Le streamer et créateur de contenus Anyme fait parler de lui… mais pas pour un clash ou un buzz calculé. Cette fois, c’est un choix inattendu qui enflamme les réseaux. L’artiste a annoncé qu’il reverserait les droits SACEM générés par son titre Shamballa à une association basée en Outre-Mer. Un geste rare dans le milieu, et surtout lourd de sens.
Entre générosité assumée et prise de position symbolique, l’annonce a rapidement fait réagir sa communauté.
“Shamballa”, un succès qui rapporte gros
Sorti il y a plusieurs mois, Shamballa a dépassé les attentes. Streams en hausse, playlists virales, reprise sur TikTok… Le morceau s’est imposé comme l’un des titres les plus marquants de la sphère créateurs / musique en ligne.
Avec ce succès vient un autre chiffre, plus discret mais stratégique : les droits d’auteur versés par la SACEM. Pour un titre qui tourne massivement sur les plateformes et dans certains lieux publics, les montants peuvent rapidement grimper.
Selon plusieurs sources spécialisées dans l’économie musicale, les droits générés par Shamballa représenteraient une somme conséquente. Et c’est précisément cette enveloppe qu’Anyme ne souhaite pas garder.
Un choix assumé en faveur des territoires d’Outre-Mer
C’est lors d’un live que le créateur a lâché l’information, presque naturellement. Les droits SACEM de Shamballa seront reversés à une association située en Outre-Mer. Pas une opération marketing millimétrée, mais un engagement personnel.
Les territoires concernés qu’il s’agisse de la Martinique, de la Guadeloupe, de La Réunion ou encore de la Guyane font souvent face à des inégalités structurelles et à un manque de visibilité dans l’Hexagone. En redirigeant ces fonds vers une structure locale, Anyme affirme vouloir soutenir des initiatives concrètes sur le terrain.
Pour l’instant, le nom précis de l’association bénéficiaire n’a pas encore été officialisé.
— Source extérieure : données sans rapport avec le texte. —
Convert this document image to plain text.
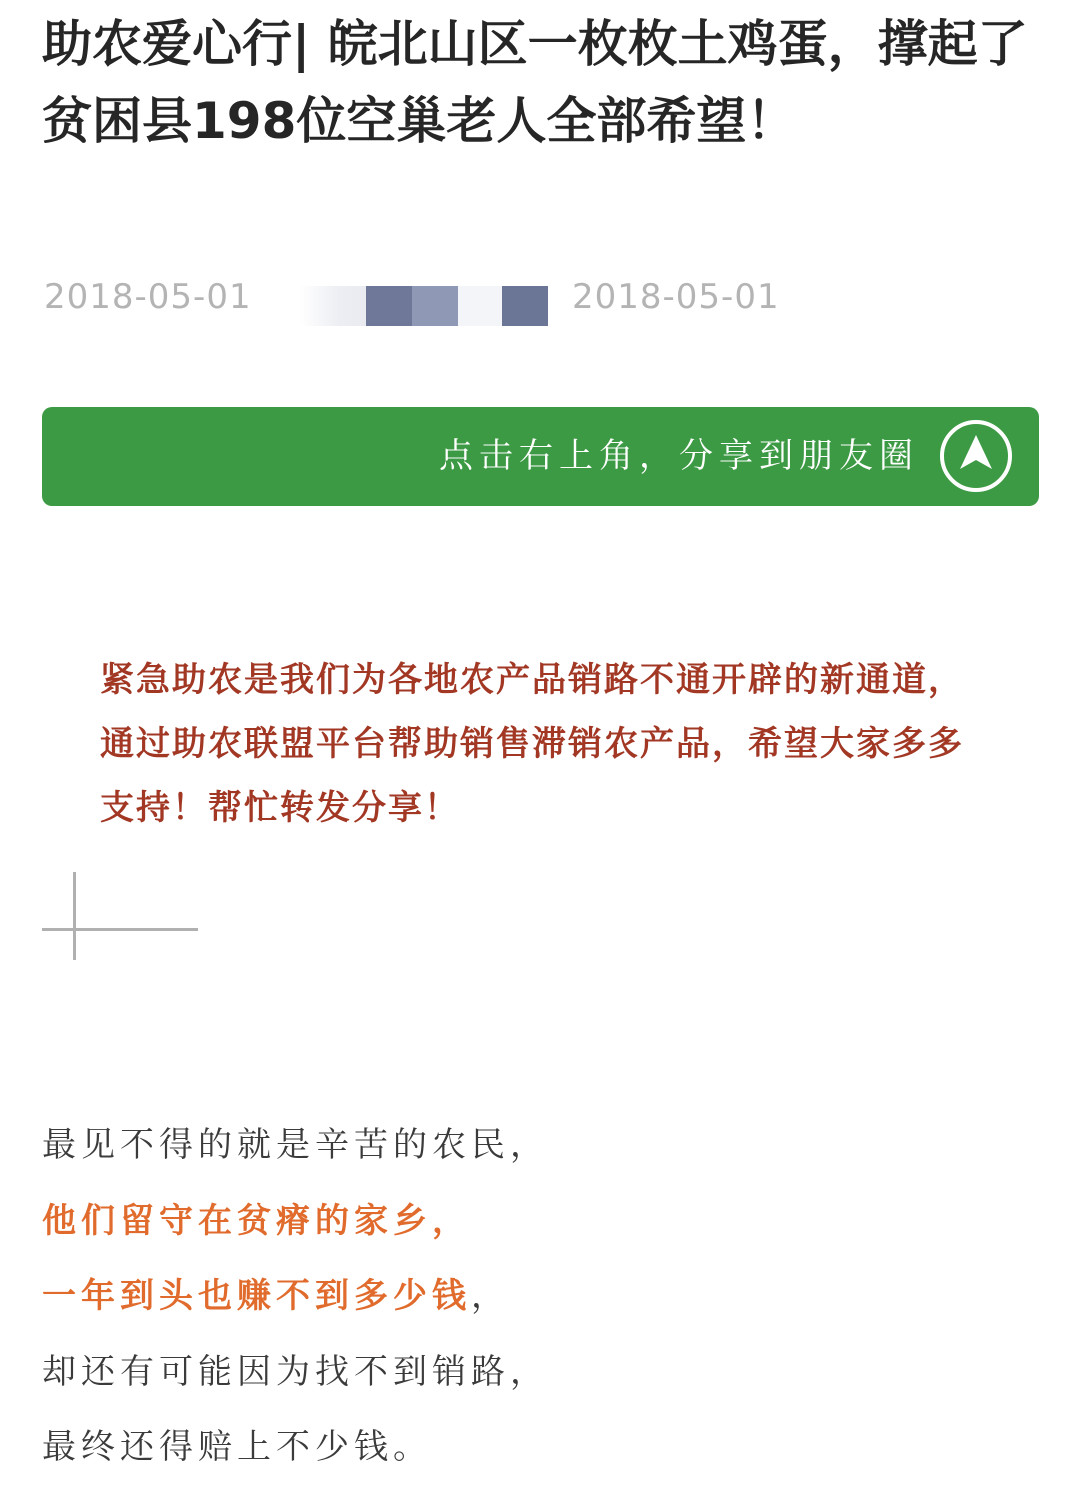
助农爱心行| 皖北山区一枚枚土鸡蛋，撑起了贫困县198位空巢老人全部希望！
2018-05-01	2018-05-01
点击右上角，分享到朋友圈

紧急助农是我们为各地农产品销路不通开辟的新通道，通过助农联盟平台帮助销售滞销农产品，希望大家多多支持！帮忙转发分享！

最见不得的就是辛苦的农民，
他们留守在贫瘠的家乡，
一年到头也赚不到多少钱，
却还有可能因为找不到销路，
最终还得赔上不少钱。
Le créateur explique vouloir sélectionner un projet solide, capable d’avoir un impact réel et durable.
Un geste rare dans l’industrie musicale
Dans le paysage actuel, où chaque stream est monétisé au centime près, renoncer volontairement à des droits d’auteur reste peu courant. La SACEM collecte et redistribue les revenus liés à l’exploitation des œuvres musicales en France. Ces montants constituent souvent une part importante des revenus d’un artiste.
En décidant de reverser l’intégralité de ces droits, Anyme envoie un signal fort. Il transforme un succès commercial en levier solidaire. Et forcément, ça interroge.
Est-ce un tournant plus engagé dans sa carrière ? Une manière de redéfinir son image ? Ou simplement un acte personnel, loin de toute stratégie ? Les débats s’animent déjà sur X et Instagram.
Réactions en ligne : admiration, surprise… et débats
Du côté des fans, les commentaires oscillent entre fierté et étonnement. Beaucoup saluent un geste “classe” et “rare”. D’autres s’interrogent sur le choix de ne pas communiquer davantage sur la structure bénéficiaire, préférant attendre une annonce officielle.
Dans un univers où les créateurs sont souvent scrutés pour la moindre collaboration sponsorisée, cette décision tranche. Elle apporte une dimension plus sociale à un artiste initialement connu pour son contenu digital.
Et soyons honnêtes, voir un succès musical se transformer en action solidaire, ça change du storytelling habituel.